The business was a “pyramid scheme”, police said.

As a result, an operation was led by Sgt Hernandez, with assistance from Senior Supt Ramkhelawan who heads the Northern Division.

A mini-bus was brought by the officers to the location, in case large groups of people had to be detained.

When officers arrived at the scene, those gathered dispersed.

A search warrant was executed at the house and police detained ten people for questioning, after a large quantity of cash was found in the house, and no one was able to give any reasonable accounts as to how the cash was obtained.

The money was being kept in several boxes throughout the home, police said.

Some of the cash was hidden, with money being found in the roofing of the apartment, as well as in an empty tank.

Unseen hand

The Finance Intelligence Branch was contacted and the money was moved to the nearby La Horquetta Police Station.

Once the funds have been totalled, the money is expected to be placed in a financial institution until the investigations are completed.

One of the ten detained was subsequently released after he spoke to investigators.

Police said the money is believed to be part of a “sou sou” group, one of the biggest in the country.

A “sou sou” is an informal, co-operative loan system in which each person contributes the same fixed amount weekly, monthly or at speci­fied periods.

The whole amount is taken by a different member each time until all members collect a “hand”.

The practice is popular in Trinidad and Tobago and throughout the ­Caribbean.

Police were told members were asked to give at least $10,000 to join, before they were placed into groups to collect “by hand”.

One such group, police were told, was started over the weekend.

Based on intelligence received police said the members of these “sou sou” groups may be about 10,000.

Several regulatory authorities, including the Intelligence Unit (FIU), Central Bank of Trinidad and Tobago (CBTT) and the Financial System Regulatory Authorities had jointly issued an advisory urging members of the public about joining “pyramid schemes”.

These advisories were sent out after people complained that they never got their “hand” when it was time for them to collect money in their rotation.

In a release issued yesterday, Griffith advised that when the police find “that amount of money”, it will be seized as evidence.

He warned the public that when the police receive a tip-off, they will find the location and seize the money.
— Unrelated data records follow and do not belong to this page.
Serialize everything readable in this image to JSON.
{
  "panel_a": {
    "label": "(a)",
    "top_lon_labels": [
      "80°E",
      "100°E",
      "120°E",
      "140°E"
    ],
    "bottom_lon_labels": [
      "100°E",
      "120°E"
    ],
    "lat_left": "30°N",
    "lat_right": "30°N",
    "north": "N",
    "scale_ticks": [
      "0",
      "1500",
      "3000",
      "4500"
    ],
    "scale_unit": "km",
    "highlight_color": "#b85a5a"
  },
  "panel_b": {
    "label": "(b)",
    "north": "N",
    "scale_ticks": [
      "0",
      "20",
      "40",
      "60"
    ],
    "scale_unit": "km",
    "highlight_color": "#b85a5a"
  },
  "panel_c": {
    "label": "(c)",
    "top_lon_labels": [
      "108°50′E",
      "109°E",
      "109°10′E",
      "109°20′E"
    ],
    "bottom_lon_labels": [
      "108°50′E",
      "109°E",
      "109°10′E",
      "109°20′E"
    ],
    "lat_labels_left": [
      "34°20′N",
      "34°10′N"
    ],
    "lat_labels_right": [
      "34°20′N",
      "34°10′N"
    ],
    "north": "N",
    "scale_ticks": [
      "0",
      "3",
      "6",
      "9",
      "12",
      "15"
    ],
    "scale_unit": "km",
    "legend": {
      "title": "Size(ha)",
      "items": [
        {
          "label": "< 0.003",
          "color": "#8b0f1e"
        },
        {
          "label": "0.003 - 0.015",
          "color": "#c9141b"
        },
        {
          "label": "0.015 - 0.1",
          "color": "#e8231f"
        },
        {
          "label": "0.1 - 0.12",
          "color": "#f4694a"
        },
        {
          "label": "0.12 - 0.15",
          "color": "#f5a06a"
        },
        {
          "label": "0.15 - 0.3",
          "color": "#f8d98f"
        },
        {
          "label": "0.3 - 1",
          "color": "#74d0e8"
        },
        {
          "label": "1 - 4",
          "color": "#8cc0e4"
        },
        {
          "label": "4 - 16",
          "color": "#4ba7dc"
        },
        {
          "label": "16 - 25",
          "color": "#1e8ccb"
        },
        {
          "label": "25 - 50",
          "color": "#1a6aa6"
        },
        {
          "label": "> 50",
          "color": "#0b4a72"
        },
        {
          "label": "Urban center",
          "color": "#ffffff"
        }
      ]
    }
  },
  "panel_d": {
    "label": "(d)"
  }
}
That would mean people would lose their hard-earned money they invested in these schemes.

Additionally, citizens are being reminded to adhere to the guidelines prescribed under the Public Health Ordinance as it pertains to the gathering of persons.

Previously, Griffith had stated the law was vague as it applied to the jurisdiction of police in private property.

However, he insisted the law was clear on the guidelines for public spaces and said the police continued to operate within the parameters of the law.

Angry residents

When the Express visited the community yesterday, several persons were angry with the actions of the police.

“There is nothing in the law which says a sou sou is illegal. So why is it the police are saying that we will not be able to get back any of the money here? Why is the police taking advantage of poor people? They won’t dare touch people in the West, or start their operations there but they come to trouble poor people soul. You see why crime can’t done in this place,” one man told the Express.

Another man noted there was another sou sou operation close to where the police had raided.

“If people come together, to put in our money, and do with our money how we want to, why are the police getting involved? Right now, men gonna try to take out their money from (name called) if this is how the police behaving these days,” the man said.